Nicaragua: matar en nombre de Dios
Recientemente la primera dama y vicepresidenta de Nicaragua, Rosario Murillo, aseguraba que el éxito de la represión es «obra de la fe en Dios». Sin remordimiento, la esposa del gobernante Daniel Ortega atribuía la muerte de más de 300 opositores a la intervención divina en la oleada represiva más feroz que ha lanzado el régimen sandinista desde que el matrimonio Ortega-Murillo retomara el poder en 2007.
Daniel Ortega y Rosario Murillo. Una pareja que con los años se ha tornado más siniestra, desde los tiempos de la revolución sandinista que sacó del poder hace 39 años al dictador Anastasio Somoza con la supuesta intención de liberar al pueblo nicaragüense.
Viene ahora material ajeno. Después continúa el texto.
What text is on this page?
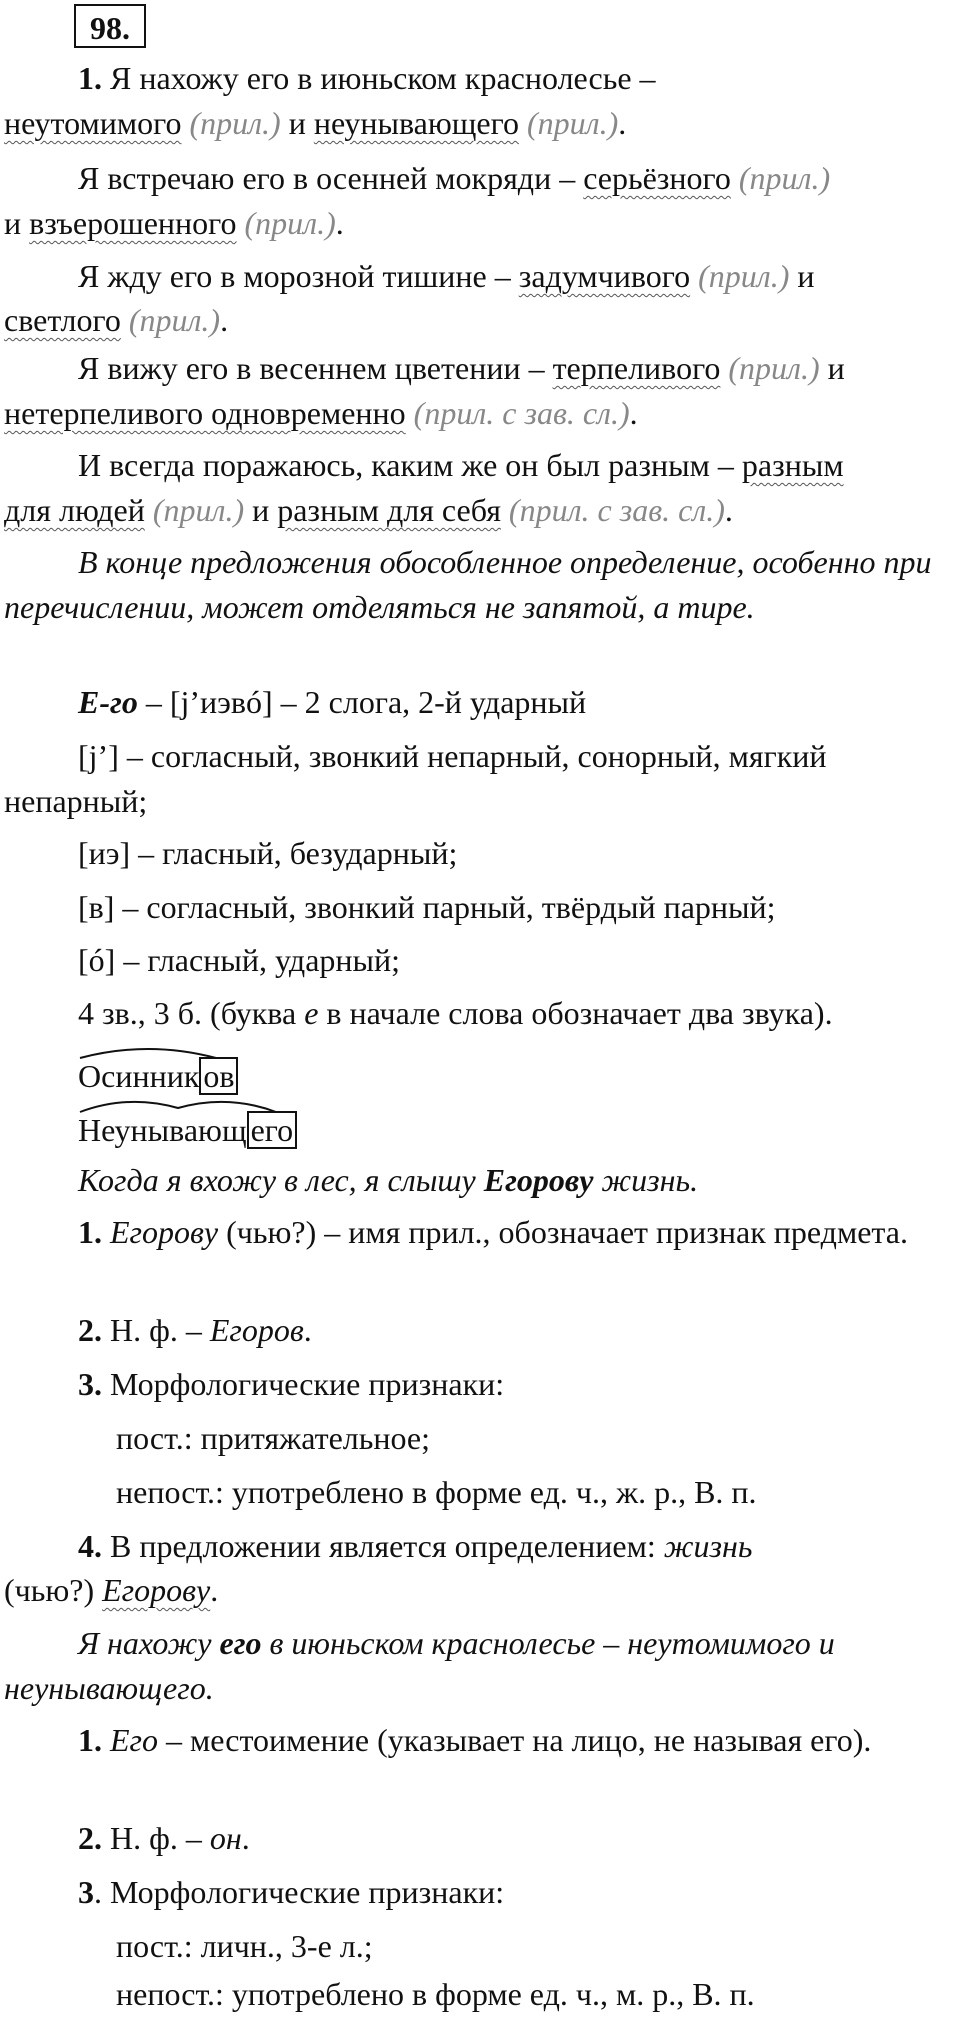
98.
1. Я нахожу его в июньском краснолесье –
неутомимого (прил.) и неунывающего (прил.).
Я встречаю его в осенней мокряди – серьёзного (прил.)
и взъерошенного (прил.).
Я жду его в морозной тишине – задумчивого (прил.) и
светлого (прил.).
Я вижу его в весеннем цветении – терпеливого (прил.) и
нетерпеливого одновременно (прил. с зав. сл.).
И всегда поражаюсь, каким же он был разным – разным
для людей (прил.) и разным для себя (прил. с зав. сл.).
В конце предложения обособленное определение, особенно при перечислении, может отделяться не запятой, а тире.
Е-го – [j’иэвó] – 2 слога, 2-й ударный
[j’] – согласный, звонкий непарный, сонорный, мягкий непарный;
[иэ] – гласный, безударный;
[в] – согласный, звонкий парный, твёрдый парный;
[ó] – гласный, ударный;
4 зв., 3 б. (буква е в начале слова обозначает два звука).
Осинник ов
Неунывающ его
Когда я вхожу в лес, я слышу Егорову жизнь.
1. Егорову (чью?) – имя прил., обозначает признак предмета.
2. Н. ф. – Егоров.
3. Морфологические признаки:
пост.: притяжательное;
непост.: употреблено в форме ед. ч., ж. р., В. п.
4. В предложении является определением: жизнь
(чью?) Егорову.
Я нахожу его в июньском краснолесье – неутомимого и неунывающего.
1. Его – местоимение (указывает на лицо, не называя его).
2. Н. ф. – он.
3. Морфологические признаки:
пост.: личн., 3-е л.;
непост.: употреблено в форме ед. ч., м. р., В. п.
Sin embargo, guiados por las directrices del castrismo en Cuba, el sueño de la revolución en el país centroamericano también produjo monstruos que hoy vuelven a hacer estragos.
Aunque (al menos en apariencia) despojado de sus veleidades marxistas cuando era líder del Frente Sandinista de Liberación Nacional, en esta segunda etapa Ortega ha conseguido perpetuarse en el poder con la intención de prolongar el enriquecimiento ilícito de su familia y de su entorno. Ese es el motivo principal que lo ha llevado a desatar una verdadera caza de brujas contra los opositores, quienes desde abril han tomado las calles para protestar contra una reforma del sistema de pensiones que dejaba aún más a la intemperie a un pueblo empobrecido.
Al binomio Ortega-Murillo no le tiembla el pulso cuando envía a las fuerzas paramilitares a matar a los manifestantes que desde hace casi cuatro meses se defienden tras barricadas en la universidad Nacional Autónoma de Nicaragua (UNAN), en iglesias y en la comunidad indígena de Monimbó, bastión de la resistencia en la ciudad de Masaya, donde en los últimos días se han producido sangrientas masacres.
Bastó un estallido por el descontento social para que tomara fuerza el hartazgo contra un gobierno que en la última década ha cometido atropellos. La mayoría de los nicaragüenses reclama el adelanto de elecciones, pero Ortega hace oídos sordos a la condena de la Organización de Estados Americanos (OEA) por abuso a los derechos humanos; desafía las presiones de Washington y de la Unión Europea, dispuestos a imponer más sanciones si no se propicia un diálogo nacional que acabe con la represión. Al fin y al cabo, una vez más el ex guerrillero cuenta con el apoyo de Cuba, la Venezuela chavista y miembros de las FARC reciclados en el ámbito político colombiano que en el pasado usaron el territorio nicaragüense como base para operar en la región.
Como sucedió en Venezuela antes de que los ataques de las fuerzas de la seguridad del estado aplastaran las revueltas universitarias, en Nicaragua los grandes protagonistas de las protestas son los estudiantes que toman las calles. En imágenes que se divulgan por las redes sociales, vemos a los jóvenes que mueren acribillados, apaleados y sitiados por esbirros que siguen las órdenes de la dinastía, acorazada en su fortaleza en el centro de Managua. La jauría al servicio de los Ortega-Murillo irrumpe armada en basílicas y facultades para agredir indistintamente a prelados y estudiantes al grito de «El comandante se queda».
El presidente Ortega y la vicepresidenta Murillo sólo aspiran a seguir robando, convertidos en infausta réplica del caudillo contra el que un día lucharon. Una pareja unida por la corrupción y el abuso que cada día se parece más a Nicolae y Elena Ceaucescu, quienes acabaron ejecutados en Rumanía al cabo de 24 años al frente de una dictadura sanguinaria.
Ante los preocupantes acontecimientos en Nicaragua, el ex presidente uruguayo José Mujica, antiguo guerrillero que evolucionó hacia la socialdemocracia, ha dicho: «Quienes ayer fueron revolucionarios perdieron el sentido de que en la vida hay momentos que hay que decir ‘me voy'». Por obra de la fe en Dios que tienen tantos nicaragüenses, que acabe de llegarles ese momento a Daniel Ortega y Rosario Murillo.